Lorsque l’on veut lire avec fruit l’histoire de Tite-Live, il faut étudier avec attention toutes les différentes manières de se conduire du peuple et du sénat romains. Parmi celles qui méritent une considération particulière, il faut voir quelle autorité ils confiaient à leurs consuls, à leurs dictateurs et aux autres chefs de l’armée, lorsqu’ils les envoyaient hors du territoire de la république. Dans ces circonstances, on leur accordait le pouvoir le plus étendu : le sénat ne se réservait que le droit d’entreprendre une nouvelle guerre et de sanctionner la paix ; tout le reste reposait sur la volonté et l’autorité du consul. Lorsque le sénat et le peuple avaient décrété une guerre, par exemple, contre les Latins, ils en confiaient sans restriction la conduite au consul, qui était le maître de livrer ou non une bataille, et d’attaquer telle ou telle ville, suivant qu’il le jugeait à propos.

Une foule d’exemples viennent à l’appui de cette assertion, mais particulièrement ce qui eut lieu dans une des guerres contre les Toscans. Le consul Fabius venait de vaincre les ennemis près de Sutrium ; et, projetant de passer la forêt Ciminia avec toute son armée pour pénétrer en Toscane, loin de prendre en cette circonstance l’avis du sénat, il négligea même de l’informer de son projet, quoiqu’il allât porter la guerre dans un pays nouveau, inconnu et hérissé d’obstacles. La résolution qu’adopta le sénat d’empêcher cette entreprise vient encore à l’appui de ce que j’avance. Il avait appris la victoire que venait de remporter Fabius ; et, craignant que le consul ne tentât de pénétrer en Toscane en traversant cette forêt, et jugeant qu’il serait bon de ne pas allumer une nouvelle guerre et de courir les dangers d’une telle entreprise, il envoya deux députés lui intimer l’ordre de ne point entrer en Toscane. Il y était déjà parvenu lorsqu’ils arrivèrent près de lui, et les ennemis avaient été battus de nouveau ; de manière que ces députés, qui étaient venus pour empêcher la guerre, retournèrent à Rome, annoncer les conquêtes et la gloire de Fabius.

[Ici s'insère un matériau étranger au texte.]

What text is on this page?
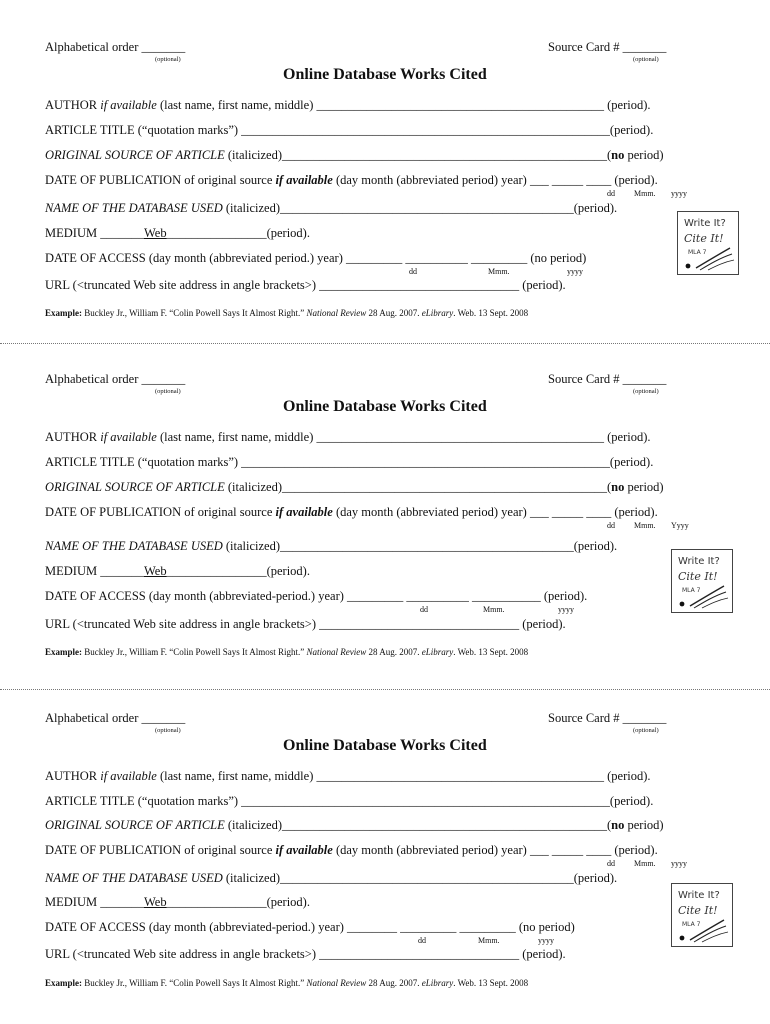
Alphabetical order _______
(optional)
Source Card # _______
(optional)
Online Database Works Cited
AUTHOR if available (last name, first name, middle) ______________________________________________ (period).
ARTICLE TITLE (“quotation marks”) ___________________________________________________________(period).
ORIGINAL SOURCE OF ARTICLE (italicized)____________________________________________________(no period)
DATE OF PUBLICATION of original source if available (day month (abbreviated period) year) ___ _____ ____ (period).
dd Mmm. yyyy
NAME OF THE DATABASE USED (italicized)_______________________________________________(period).
MEDIUM _______Web________________(period).
DATE OF ACCESS (day month (abbreviated period.) year) _________ __________ _________ (no period)
dd	Mmm.	yyyy
URL (<truncated Web site address in angle brackets>) ________________________________ (period).
Example: Buckley Jr., William F. “Colin Powell Says It Almost Right.” National Review 28 Aug. 2007. eLibrary. Web. 13 Sept. 2008
Write It?
Cite It!
MLA 7
Alphabetical order _______
(optional)
Source Card # _______
(optional)
Online Database Works Cited
AUTHOR if available (last name, first name, middle) ______________________________________________ (period).
ARTICLE TITLE (“quotation marks”) ___________________________________________________________(period).
ORIGINAL SOURCE OF ARTICLE (italicized)____________________________________________________(no period)
DATE OF PUBLICATION of original source if available (day month (abbreviated period) year) ___ _____ ____ (period).
dd Mmm. Yyyy
NAME OF THE DATABASE USED (italicized)_______________________________________________(period).
MEDIUM _______Web________________(period).
DATE OF ACCESS (day month (abbreviated-period.) year) _________ __________ ___________ (period).
dd	Mmm.	yyyy
URL (<truncated Web site address in angle brackets>) ________________________________ (period).
Example: Buckley Jr., William F. “Colin Powell Says It Almost Right.” National Review 28 Aug. 2007. eLibrary. Web. 13 Sept. 2008
Write It?
Cite It!
MLA 7
Alphabetical order _______
(optional)
Source Card # _______
(optional)
Online Database Works Cited
AUTHOR if available (last name, first name, middle) ______________________________________________ (period).
ARTICLE TITLE (“quotation marks”) ___________________________________________________________(period).
ORIGINAL SOURCE OF ARTICLE (italicized)____________________________________________________(no period)
DATE OF PUBLICATION of original source if available (day month (abbreviated period) year) ___ _____ ____ (period).
dd Mmm. yyyy
NAME OF THE DATABASE USED (italicized)_______________________________________________(period).
MEDIUM _______Web________________(period).
DATE OF ACCESS (day month (abbreviated-period.) year) ________ _________ _________ (no period)
dd	Mmm.	yyyy
URL (<truncated Web site address in angle brackets>) ________________________________ (period).
Example: Buckley Jr., William F. “Colin Powell Says It Almost Right.” National Review 28 Aug. 2007. eLibrary. Web. 13 Sept. 2008
Write It?
Cite It!
MLA 7
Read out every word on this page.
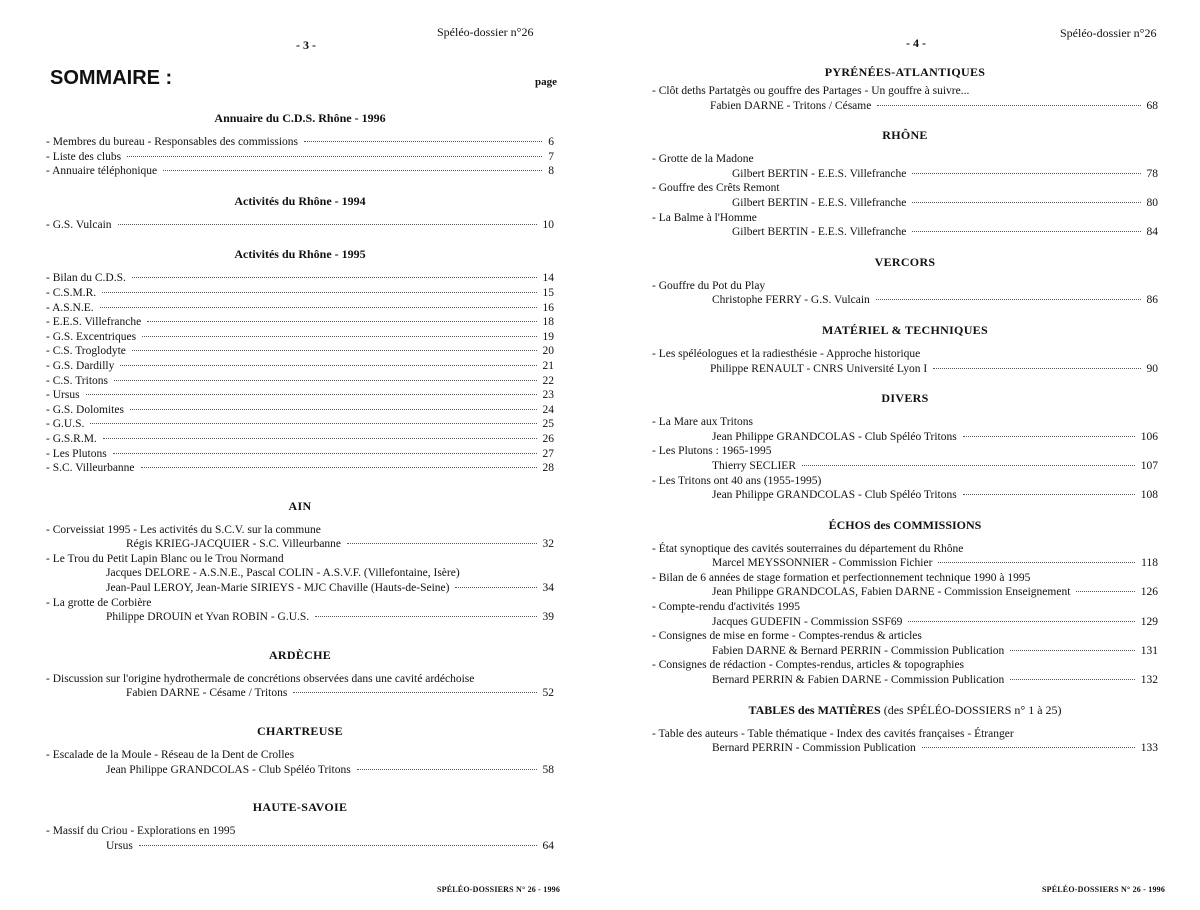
Spéléo-dossier n°26
- 3 -
SOMMAIRE :	page
Annuaire du C.D.S. Rhône - 1996
- Membres du bureau - Responsables des commissions	6
- Liste des clubs	7
- Annuaire téléphonique	8
Activités du Rhône - 1994
- G.S. Vulcain	10
Activités du Rhône - 1995
- Bilan du C.D.S.	14
- C.S.M.R.	15
- A.S.N.E.	16
- E.E.S. Villefranche	18
- G.S. Excentriques	19
- C.S. Troglodyte	20
- G.S. Dardilly	21
- C.S. Tritons	22
- Ursus	23
- G.S. Dolomites	24
- G.U.S.	25
- G.S.R.M.	26
- Les Plutons	27
- S.C. Villeurbanne	28
AIN
- Corveissiat 1995 - Les activités du S.C.V. sur la commune
Régis KRIEG-JACQUIER - S.C. Villeurbanne	32
- Le Trou du Petit Lapin Blanc ou le Trou Normand
Jacques DELORE - A.S.N.E., Pascal COLIN - A.S.V.F. (Villefontaine, Isère)
Jean-Paul LEROY, Jean-Marie SIRIEYS - MJC Chaville (Hauts-de-Seine)	34
- La grotte de Corbière
Philippe DROUIN et Yvan ROBIN - G.U.S.	39
ARDÈCHE
- Discussion sur l'origine hydrothermale de concrétions observées dans une cavité ardéchoise
Fabien DARNE - Césame / Tritons	52
CHARTREUSE
- Escalade de la Moule - Réseau de la Dent de Crolles
Jean Philippe GRANDCOLAS - Club Spéléo Tritons	58
HAUTE-SAVOIE
- Massif du Criou - Explorations en 1995
Ursus	64
SPÉLÉO-DOSSIERS N° 26 - 1996
Spéléo-dossier n°26
- 4 -
PYRÉNÉES-ATLANTIQUES
- Clôt deths Partatgès ou gouffre des Partages - Un gouffre à suivre...
Fabien DARNE - Tritons / Césame	68
RHÔNE
- Grotte de la Madone
Gilbert BERTIN - E.E.S. Villefranche	78
- Gouffre des Crêts Remont
Gilbert BERTIN - E.E.S. Villefranche	80
- La Balme à l'Homme
Gilbert BERTIN - E.E.S. Villefranche	84
VERCORS
- Gouffre du Pot du Play
Christophe FERRY - G.S. Vulcain	86
MATÉRIEL & TECHNIQUES
- Les spéléologues et la radiesthésie - Approche historique
Philippe RENAULT - CNRS Université Lyon I	90
DIVERS
- La Mare aux Tritons
Jean Philippe GRANDCOLAS - Club Spéléo Tritons	106
- Les Plutons : 1965-1995
Thierry SECLIER	107
- Les Tritons ont 40 ans (1955-1995)
Jean Philippe GRANDCOLAS - Club Spéléo Tritons	108
ÉCHOS des COMMISSIONS
- État synoptique des cavités souterraines du département du Rhône
Marcel MEYSSONNIER - Commission Fichier	118
- Bilan de 6 années de stage formation et perfectionnement technique 1990 à 1995
Jean Philippe GRANDCOLAS, Fabien DARNE - Commission Enseignement	126
- Compte-rendu d'activités 1995
Jacques GUDEFIN - Commission SSF69	129
- Consignes de mise en forme - Comptes-rendus & articles
Fabien DARNE & Bernard PERRIN - Commission Publication	131
- Consignes de rédaction - Comptes-rendus, articles & topographies
Bernard PERRIN & Fabien DARNE - Commission Publication	132
TABLES des MATIÈRES (des SPÉLÉO-DOSSIERS n° 1 à 25)
- Table des auteurs - Table thématique - Index des cavités françaises - Étranger
Bernard PERRIN - Commission Publication	133
SPÉLÉO-DOSSIERS N° 26 - 1996
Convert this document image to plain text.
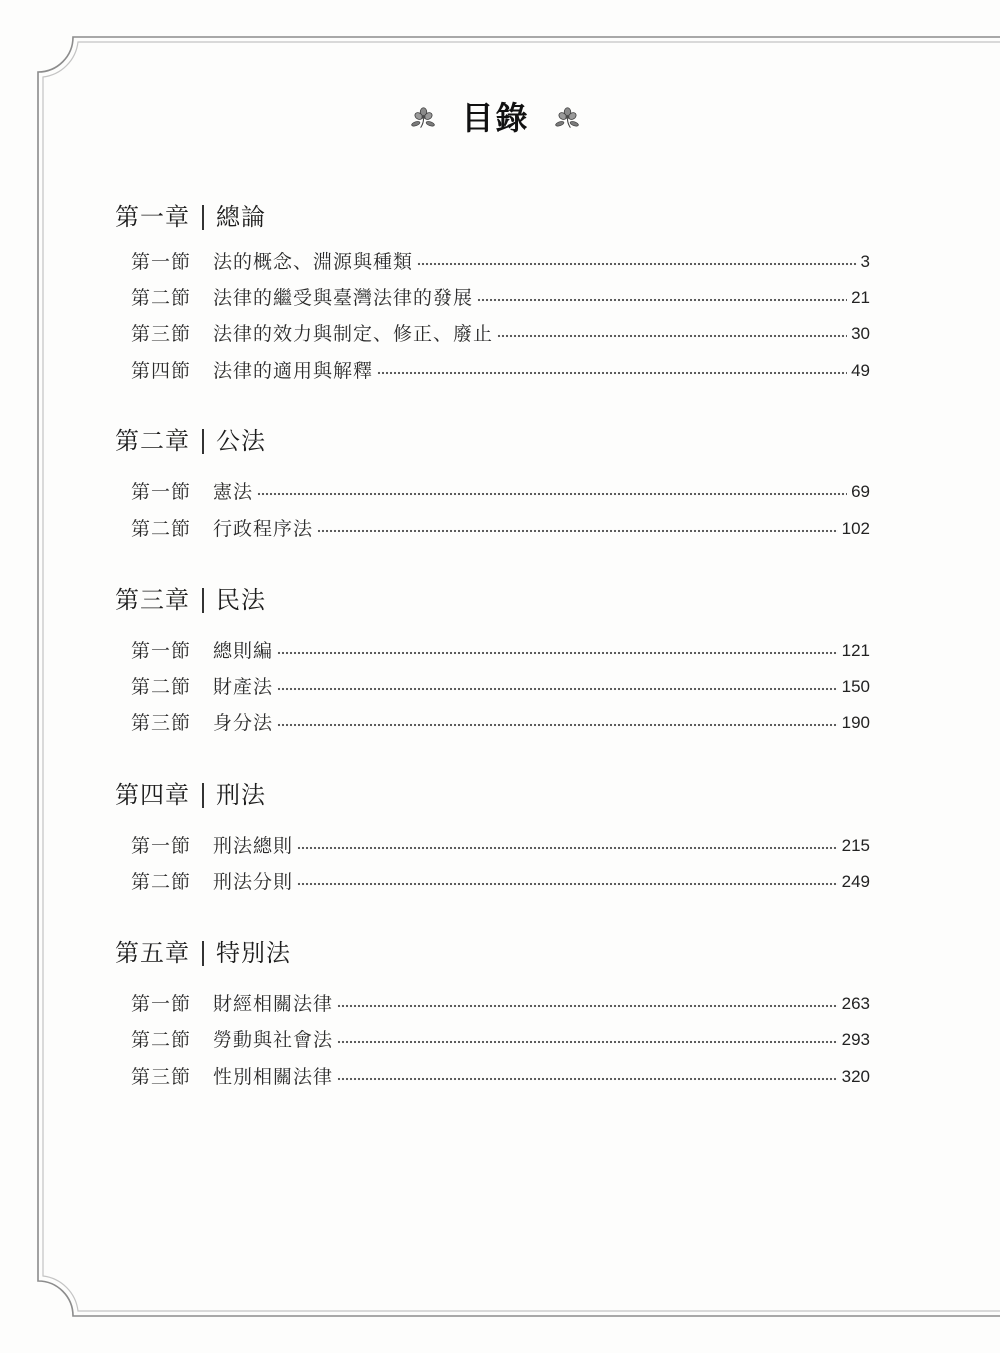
目錄
第一章 總論
第一節	法的概念、淵源與種類	3
第二節	法律的繼受與臺灣法律的發展	21
第三節	法律的效力與制定、修正、廢止	30
第四節	法律的適用與解釋	49
第二章 公法
第一節	憲法	69
第二節	行政程序法	102
第三章 民法
第一節	總則編	121
第二節	財產法	150
第三節	身分法	190
第四章 刑法
第一節	刑法總則	215
第二節	刑法分則	249
第五章 特別法
第一節	財經相關法律	263
第二節	勞動與社會法	293
第三節	性別相關法律	320
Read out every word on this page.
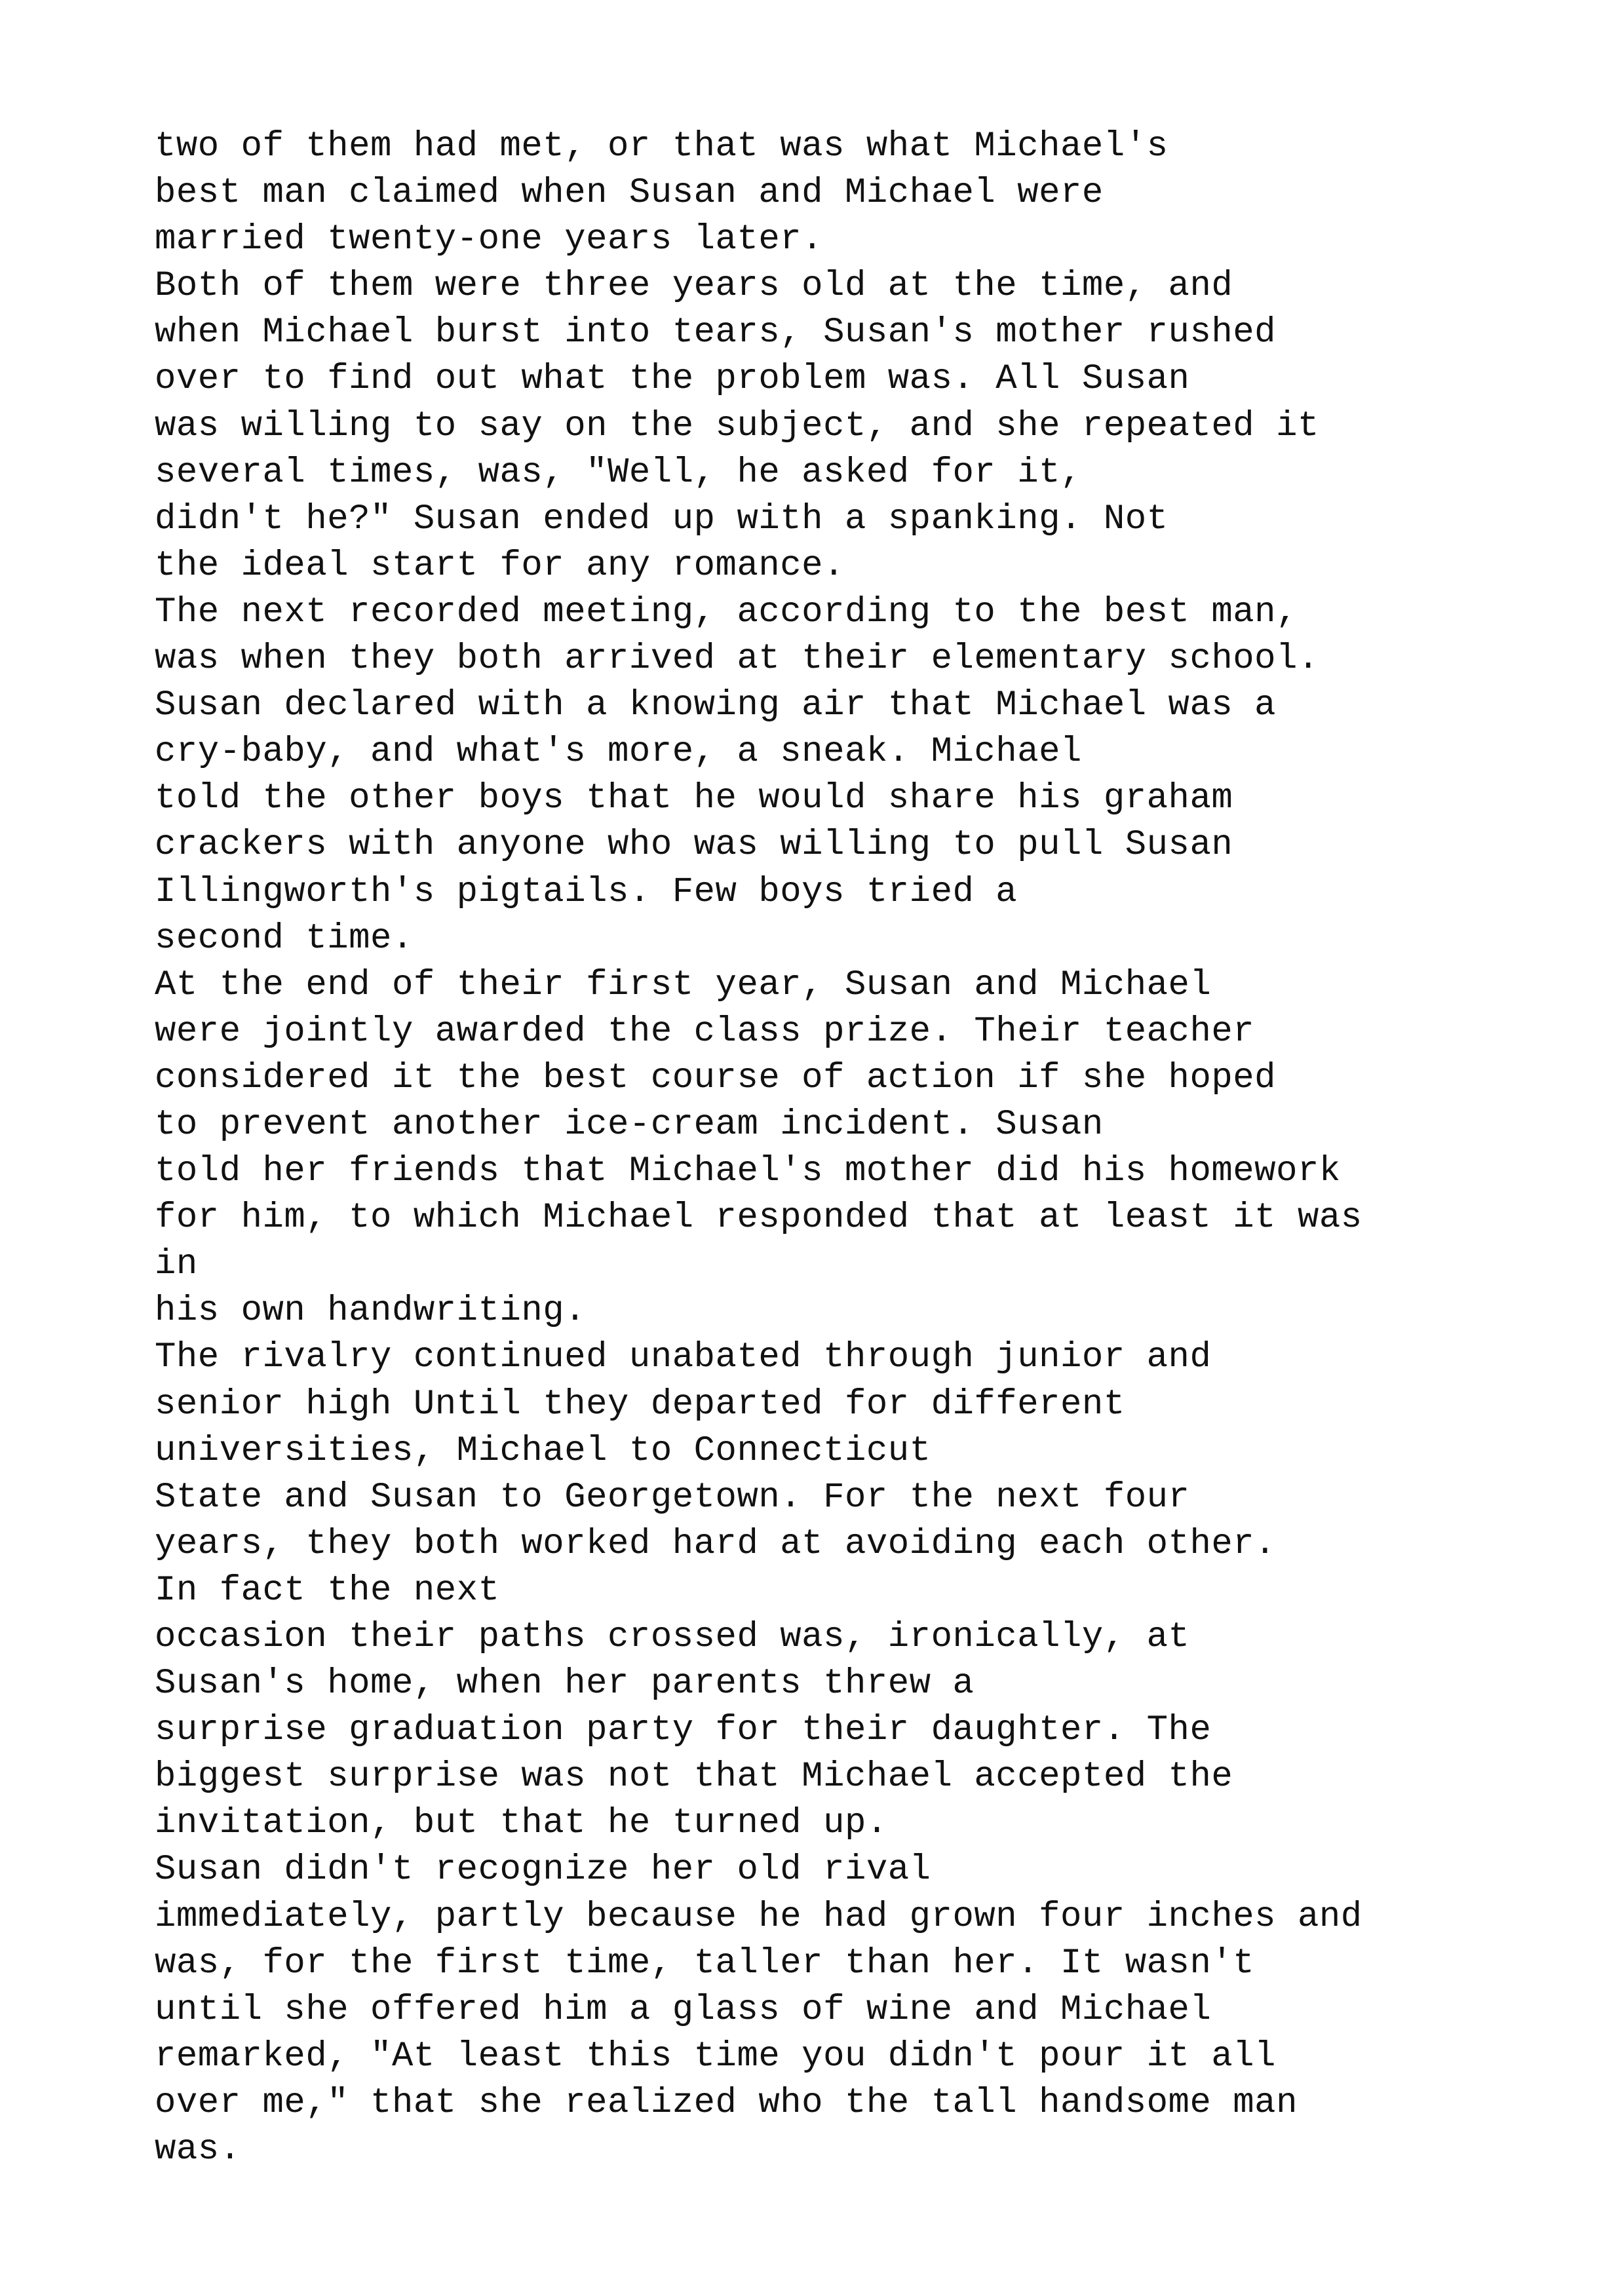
two of them had met, or that was what Michael's
best man claimed when Susan and Michael were
married twenty-one years later.
Both of them were three years old at the time, and
when Michael burst into tears, Susan's mother rushed
over to find out what the problem was. All Susan
was willing to say on the subject, and she repeated it
several times, was, "Well, he asked for it,
didn't he?" Susan ended up with a spanking. Not
the ideal start for any romance.
The next recorded meeting, according to the best man,
was when they both arrived at their elementary school.
Susan declared with a knowing air that Michael was a
cry-baby, and what's more, a sneak. Michael
told the other boys that he would share his graham
crackers with anyone who was willing to pull Susan
Illingworth's pigtails. Few boys tried a
second time.
At the end of their first year, Susan and Michael
were jointly awarded the class prize. Their teacher
considered it the best course of action if she hoped
to prevent another ice-cream incident. Susan
told her friends that Michael's mother did his homework
for him, to which Michael responded that at least it was
in
his own handwriting.
The rivalry continued unabated through junior and
senior high Until they departed for different
universities, Michael to Connecticut
State and Susan to Georgetown. For the next four
years, they both worked hard at avoiding each other.
In fact the next
occasion their paths crossed was, ironically, at
Susan's home, when her parents threw a
surprise graduation party for their daughter. The
biggest surprise was not that Michael accepted the
invitation, but that he turned up.
Susan didn't recognize her old rival
immediately, partly because he had grown four inches and
was, for the first time, taller than her. It wasn't
until she offered him a glass of wine and Michael
remarked, "At least this time you didn't pour it all
over me," that she realized who the tall handsome man
was.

Si l’on considère attentivement cette politique, on verra qu’elle était fondée sur une sagesse profonde. En effet, s’il avait fallu qu’un consul dirigeât les opérations de jour en jour, conformément aux ordres transmis par le sénat, il eût apporté dans sa conduite plus de négligence et de lenteur, parce qu’il aurait pensé que la gloire du succès ne lui appartenait pas tout entière, mais que le sénat pouvait en réclamer une partie, puisque ce n’était que d’après ses ordres qu’il en avait dirigé les opérations.

Le sénat se serait exposé, de son côté, à donner des conseils dans une affaire dont il n’avait pas connaissance ; et quoique ce corps fût composé de membres qui tous avaient une grande habitude de la guerre, cependant, comme ils ne se trouvaient pas sur les lieux, qu’ils ignoraient une infinité de particularités qu’il est nécessaire de connaître pour pouvoir donner de sages conseils, ils auraient commis, en ouvrant un avis, de nombreuses erreurs. Aussi voulaient-ils que le consul se dirigeât par ses propres lumières, et que toute la gloire lui appartint ; ils pensaient que l’amour dont il brûlerait pour cette gloire serait un frein suffisant pour le retenir et le contraindre à se bien comporter.

J’ai d’autant plus volontiers appuyé sur cette conduite, que les républiques de nos jours, telles que celles de Venise et de Florence, me paraissent en avoir adopté une toute différente. Si leurs généraux, leurs provéditeurs, leurs commissaires, veulent établir une simple batterie, il faut que le gouvernement en ait eu connaissance et l’ait autorisée : méthode tout aussi digne d’éloges que tant d’autres que suivent ces républiques, et dont la réunion les a conduites au point où nous les voyons actuellement.